The crypto side’s stance is rooted in "consumer sovereignty": restricting yield-bearing stablecoins essentially deprives ordinary people of opportunities to grow their assets. This argument naturally resonates in a low-rate environment.
However, the crypto industry’s reasoning has a weakness—it treats all yield-bearing stablecoins as equivalent, ignoring the vast differences in risk profiles among US Treasury-backed, derivatives-based, and DeFi lending stablecoins. Not all "yield-bearing stablecoins" carry the same risk.
Third-Party Observers
International organizations take a more macro perspective.
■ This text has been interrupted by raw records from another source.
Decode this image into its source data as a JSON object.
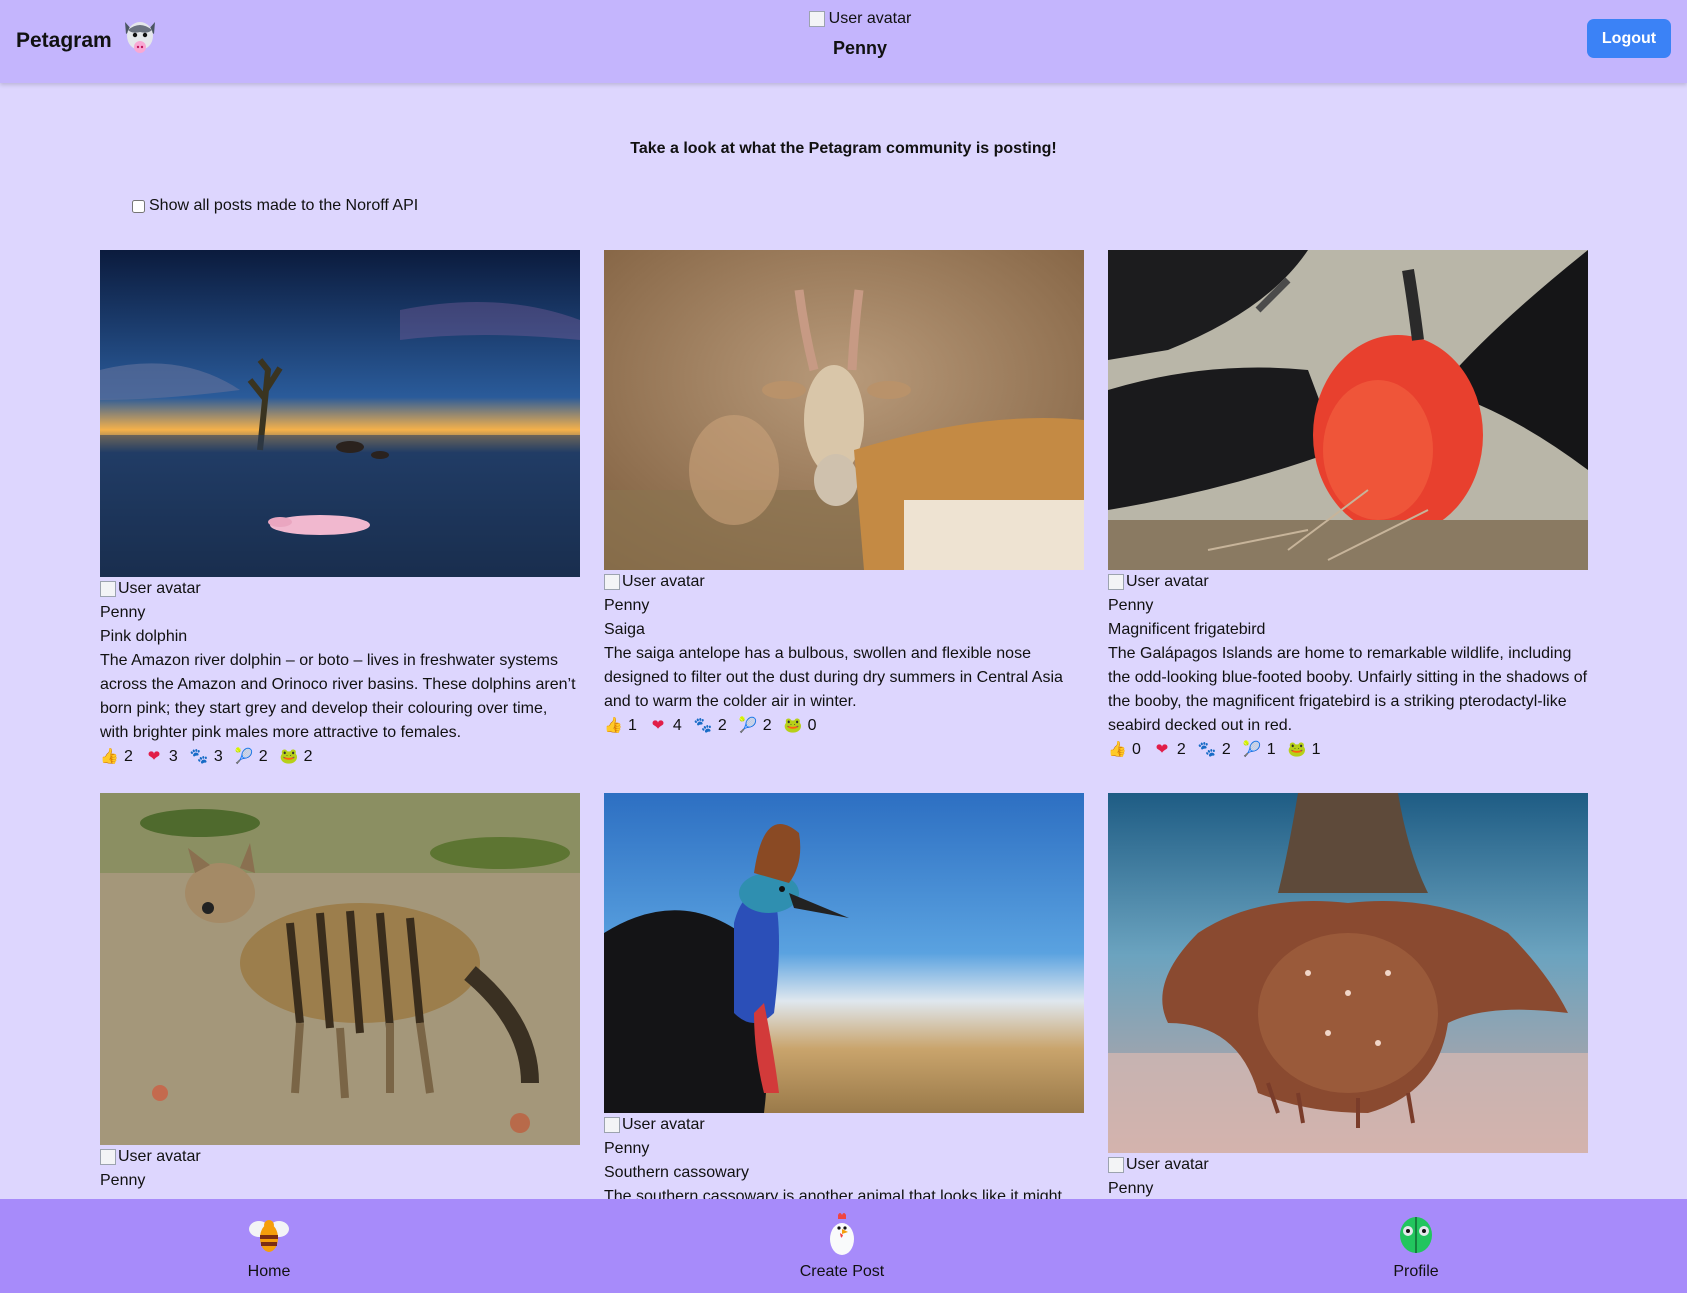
{
  "header": {
    "brand": "Petagram",
    "avatar_alt": "User avatar",
    "user_name": "Penny",
    "logout_label": "Logout"
  },
  "intro": "Take a look at what the Petagram community is posting!",
  "filter_label": "Show all posts made to the Noroff API",
  "posts": [
    {
      "avatar_alt": "User avatar",
      "author": "Penny",
      "title": "Pink dolphin",
      "body": "The Amazon river dolphin – or boto – lives in freshwater systems across the Amazon and Orinoco river basins. These dolphins aren’t born pink; they start grey and develop their colouring over time, with brighter pink males more attractive to females.",
      "reactions": [
        "2",
        "3",
        "3",
        "2",
        "2"
      ]
    },
    {
      "avatar_alt": "User avatar",
      "author": "Penny",
      "title": "Saiga",
      "body": "The saiga antelope has a bulbous, swollen and flexible nose designed to filter out the dust during dry summers in Central Asia and to warm the colder air in winter.",
      "reactions": [
        "1",
        "4",
        "2",
        "2",
        "0"
      ]
    },
    {
      "avatar_alt": "User avatar",
      "author": "Penny",
      "title": "Magnificent frigatebird",
      "body": "The Galápagos Islands are home to remarkable wildlife, including the odd-looking blue-footed booby. Unfairly sitting in the shadows of the booby, the magnificent frigatebird is a striking pterodactyl-like seabird decked out in red.",
      "reactions": [
        "0",
        "2",
        "2",
        "1",
        "1"
      ]
    },
    {
      "avatar_alt": "User avatar",
      "author": "Penny"
    },
    {
      "avatar_alt": "User avatar",
      "author": "Penny",
      "title": "Southern cassowary",
      "body": "The southern cassowary is another animal that looks like it might"
    },
    {
      "avatar_alt": "User avatar",
      "author": "Penny"
    }
  ],
  "reaction_icons": [
    "thumbs-up-icon",
    "heart-icon",
    "paw-icon",
    "ball-icon",
    "frog-icon"
  ],
  "nav": {
    "home": "Home",
    "create": "Create Post",
    "profile": "Profile"
  },
  "colors": {
    "header": "#c4b5fd",
    "page": "#ddd6fe",
    "nav": "#a78bfa",
    "logout": "#3b82f6",
    "heart": "#e11d48"
  }
}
IMF Monetary and Capital Markets Director Tobias Adrian defines "dollarization" as the primary challenge posed by stablecoins, warning, "For central banks, this could threaten monetary sovereignty." BIS General Manager Agustín Carstens cautions that divergent national regulatory approaches may lead to severe market fragmentation or harmful regulatory arbitrage.
Industry Impact Analysis: From Deposit Competition to Traditional Finance’s Adaptive Response
Traditional Financial Institutions’ Response: Morgan Stanley MSNXX Fund
A notable industry signal: On April 23, 2026, Morgan Stanley Investment Management (MSIM) announced the launch of the "Stablecoin Reserve Portfolio Fund" (MSNXX), a government money market fund specifically designed to meet GENIUS Act reserve investment requirements for stablecoin issuers.
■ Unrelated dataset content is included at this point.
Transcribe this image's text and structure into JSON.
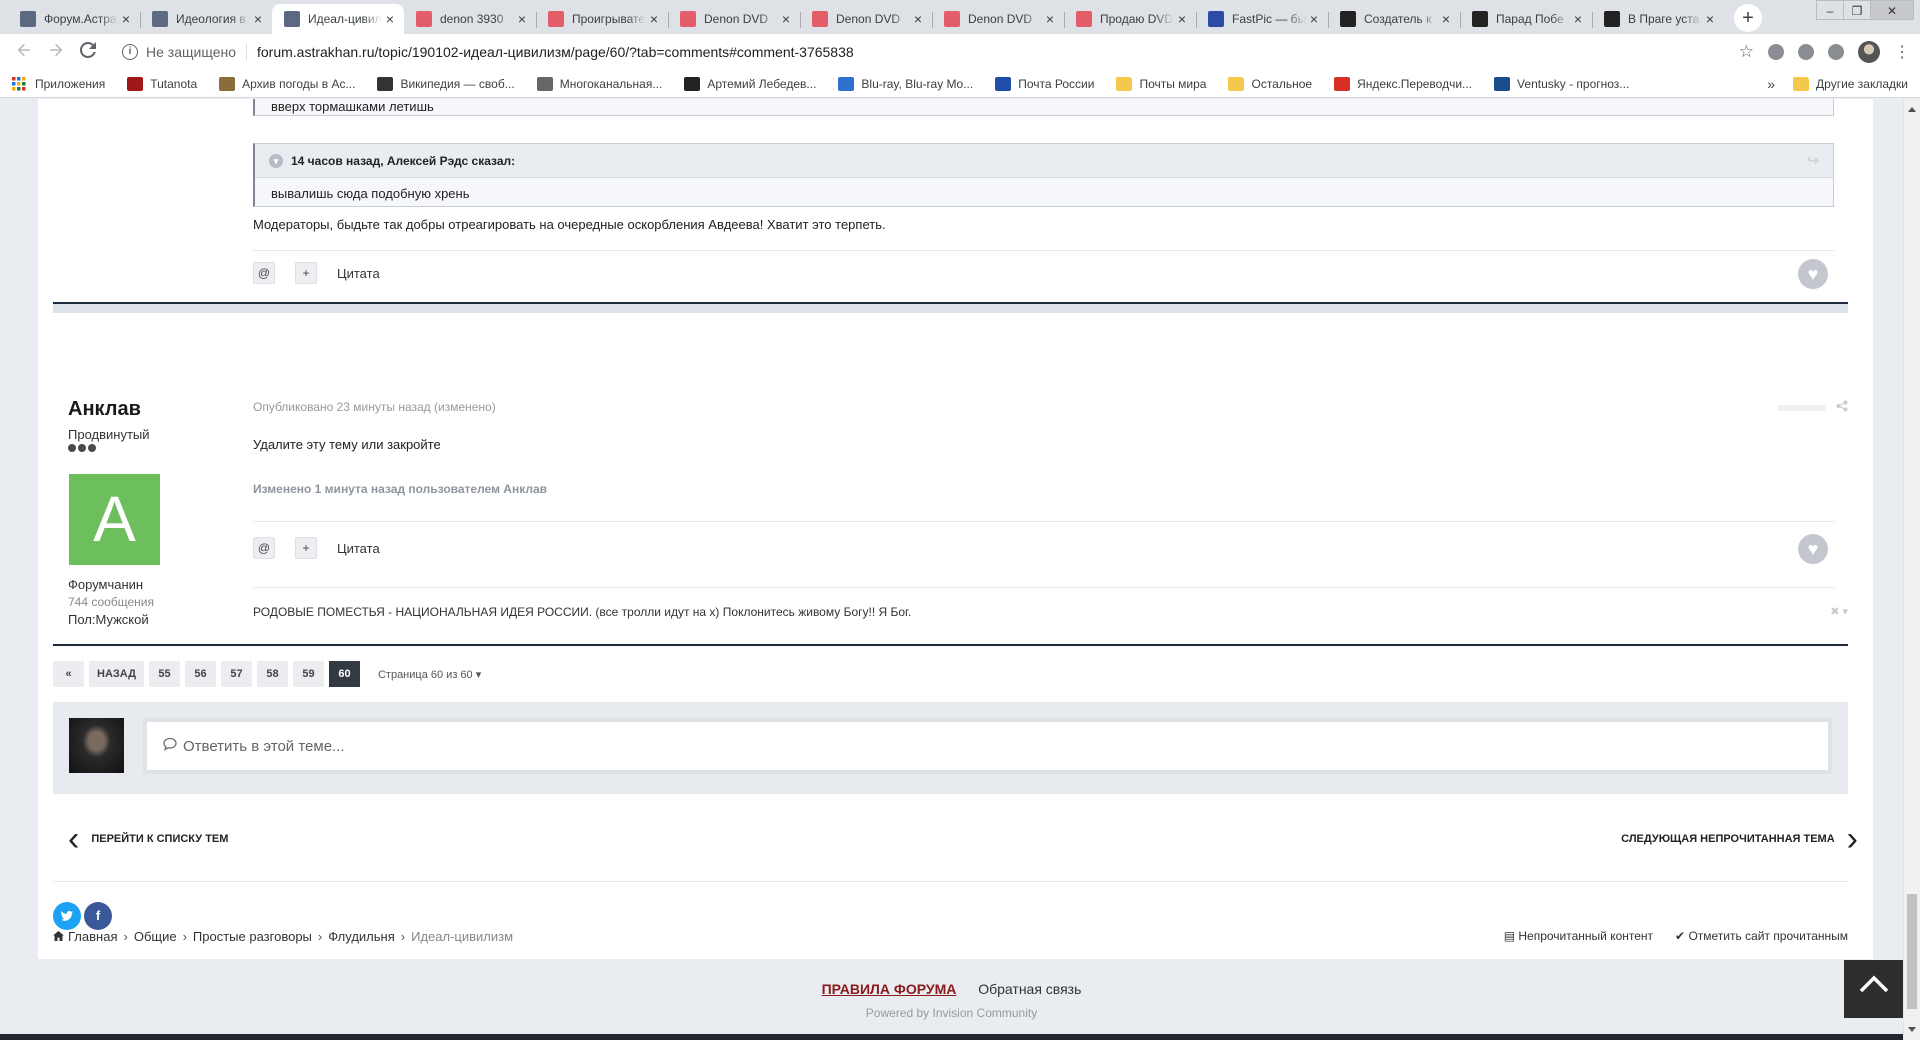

The fund has a minimum investment of $10 million, a management fee of 0.15%, invests only in US Treasuries and government-backed repos, and aims to maintain a $1 net asset value.
This event goes beyond product innovation. It signals that traditional financial institutions are shifting from "opposition" to "service and participation" regarding stablecoins. Morgan Stanley is simultaneously investing in bitcoin trusts and stablecoin reserve funds, viewing digital assets as a long-term strategic direction. However, whether a reserve fund managed by a traditional investment bank is compatible with the "decentralized" crypto-native ethos remains a structural tension worth watching.
The Crypto Industry’s Own Evolution
According to estimates from McKinsey and Artemis Analytics, B2B stablecoin transfers have reached about $226 billion, making it the largest and fastest-growing stablecoin segment. On-chain data shows that DEX liquidity provision and withdrawal, flash loans, and lending activities constitute the main on-chain uses for stablecoins, while true retail payment demand remains limited.
Between March and April 2026, TRON and ETH chains saw about 1,397 new frozen USDT and USDC addresses, with a total of $722 million directly frozen and historical transaction volumes exceeding $25 billion. On-chain regulation is intensifying rapidly.
Conclusion
Yield-bearing stablecoins are at a critical point of institutionalization. On one hand, their 22% quarterly growth and 4%–8% annualized yields demonstrate genuine and deep market demand—not just speculative hype. On the other hand, persistent bank lobbying, IMF/BIS warnings about "digital dollarization," and repeated depegging incidents highlight that the risks are real and significant.
The core question for global regulators is: How can risk suppression and innovation encouragement be balanced? For industry participants, it’s equally important to honestly acknowledge that not all "yield-bearing stablecoins" offer the same safety or sustainability. There are substantial risk differences between US Treasury-backed products and derivatives-based products.
Regardless of how legislation ultimately unfolds, yield-bearing stablecoins have irreversibly redefined what "stablecoin" means—they are no longer just payment tools, but are becoming structural elements with yield attributes in the global digital financial infrastructure.